Pengorbanan Kristus Sebagai Model

Surat Ibrani menyaksikan bagaimana kematian Kristus bukan sekedar mampu membawa Dia ke tempat kudus Allah, tetapi Dia menghadap hadirat Allah guna untuk membela kepentingan kita. Ibr. 9:24 berkata: “Sebab Kristus bukan masuk ke dalam tempat kudus buatan tangan manusia yang hanya merupakan gambaran saja dari yang sebenarnya, tetapi ke dalam sorga sendiri untuk menghadap hadirat Allah guna kepentingan kita”. Peristiwa kematian Kristus bukan sekedar suatu kematian martir dari seorang yang hidup benar dan kudus di hadapan Allah. Tetapi lebih dari pada itu kematian Kristus berfungsi sebagai karya pendamaian Allah dengan manusia, sehingga Dia berperan sebagai Imam Besar yang membawa korban darahNya sendiri di hadapan Allah.
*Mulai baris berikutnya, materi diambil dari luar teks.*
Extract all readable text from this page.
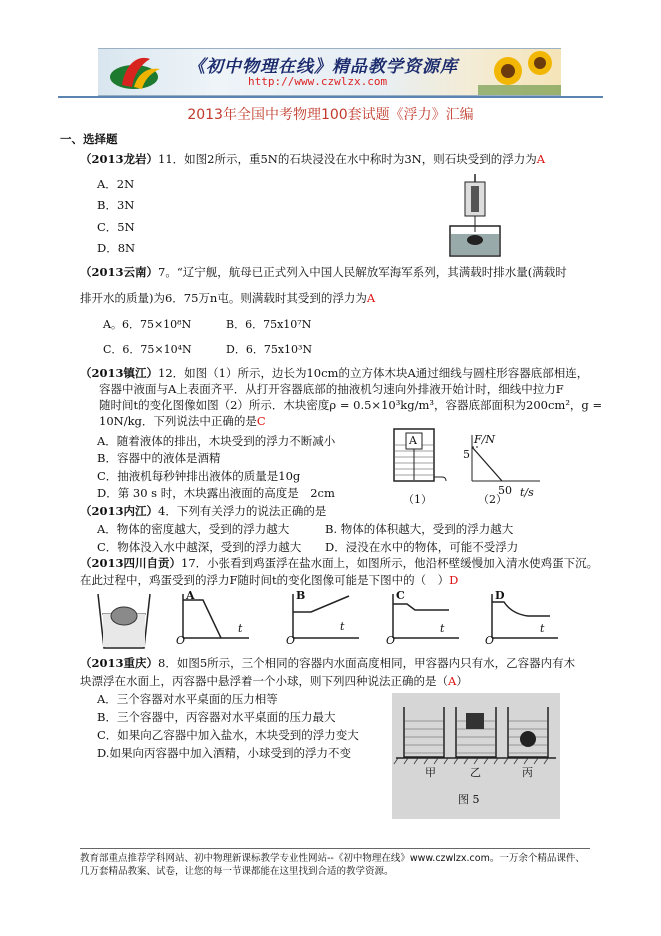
《初中物理在线》精品教学资源库
http://www.czwlzx.com
2013年全国中考物理100套试题《浮力》汇编
一、选择题
（2013龙岩）11．如图2所示，重5N的石块浸没在水中称时为3N，则石块受到的浮力为A
A．2N
B．3N
C．5N
D．8N
（2013云南）7。“辽宁舰，航母已正式列入中国人民解放军海军系列，其满载时排水量(满载时
排开水的质量)为6．75万n屯。则满载时其受到的浮力为A
A。6．75×10⁸N	B．6．75x10⁷N
C．6．75×10⁴N	D．6．75x10³N
（2013镇江）12．如图（1）所示，边长为10cm的立方体木块A通过细线与圆柱形容器底部相连，
容器中液面与A上表面齐平．从打开容器底部的抽液机匀速向外排液开始计时，细线中拉力F
随时间t的变化图像如图（2）所示．木块密度ρ = 0.5×10³kg/m³，容器底部面积为200cm²，g =
10N/kg．下列说法中正确的是C
A．随着液体的排出，木块受到的浮力不断减小
B．容器中的液体是酒精
C．抽液机每秒钟排出液体的质量是10g
D．第 30 s 时，木块露出液面的高度是　2cm
A	F/N
5
50 t/s
（1）	（2）
（2013内江）4．下列有关浮力的说法正确的是
A．物体的密度越大，受到的浮力越大	B. 物体的体积越大，受到的浮力越大
C．物体没入水中越深，受到的浮力越大 D．浸没在水中的物体，可能不受浮力
（2013四川自贡）17．小张看到鸡蛋浮在盐水面上，如图所示，他沿杯壁缓慢加入清水使鸡蛋下沉。
在此过程中，鸡蛋受到的浮力F随时间t的变化图像可能是下图中的（　）D
A	B	C	D
O	O	O	O
t	t	t	t
（2013重庆）8．如图5所示，三个相同的容器内水面高度相同，甲容器内只有水，乙容器内有木
块漂浮在水面上，丙容器中悬浮着一个小球，则下列四种说法正确的是（A）
A．三个容器对水平桌面的压力相等
B．三个容器中，丙容器对水平桌面的压力最大
C．如果向乙容器中加入盐水，木块受到的浮力变大
D.如果向丙容器中加入酒精，小球受到的浮力不变
甲	乙	丙
图 5
教育部重点推荐学科网站、初中物理新课标教学专业性网站--《初中物理在线》www.czwlzx.com。一万余个精品课件、几万套精品教案、试卷，让您的每一节课都能在这里找到合适的教学资源。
Karena itu selaku Imam Besar yang agung, Kristus tidak membawa darah korban dari hewan sesuai ketentuan hukum Taurat ke hadirat Allah. Darah hewan yang tidak bercela tidaklah mungkin dapat menghapus dan membenarkan dosa umat manusia. Hewan yang dikorbankan menurut hukum Taurat hanyalah lambang dari karya pengorbanan Kristus yang mendamaikan. Itu sebabnya Kristus membawa darah korban darahNya yang sempurna sehingga Dia dapat menebus dan menyucikan setiap dosa dan kesalahan kita. Kematian Kristus di atas kayu salib mampu mendamaikan dan membenarkan manusia, karena kematianNya merupakan wujud dari persembahan hidupNya selaku Anak Allah. Dengan demikian makna persembahan kita seharusnya merupakan ungkapan syukur atas karya pengorbanan Kristus yang telah terjadi. Persembahan atau pemberian dalam kehidupan kita sama sekali bukan bertujuan agar kita memperoleh keselamatan dan pembenaran dari Allah. Singkatnya persembahan atau pemberian yang kita lakukan bukanlah untuk memperoleh pahala keselamatan. Sebab realitas keselamatan tidaklah dapat diupayakan dengan jerih-payah, persembahan dan pengorbanan manusia. Realitas keselamatan dari Allah merupakan wujud dari anugerah Allah sebagaimana yang dinyatakan dalam pengorbanan Kristus. Ini berarti persembahan atau pemberian yang kita lakukan seharusnya meluap dari kemurahan dan kasih Allah yang berpusat kepada penebusan Kristus di atas kayu salib. Motif dan teologi persembahan kita adalah keselamatan Allah di dalam Kristus.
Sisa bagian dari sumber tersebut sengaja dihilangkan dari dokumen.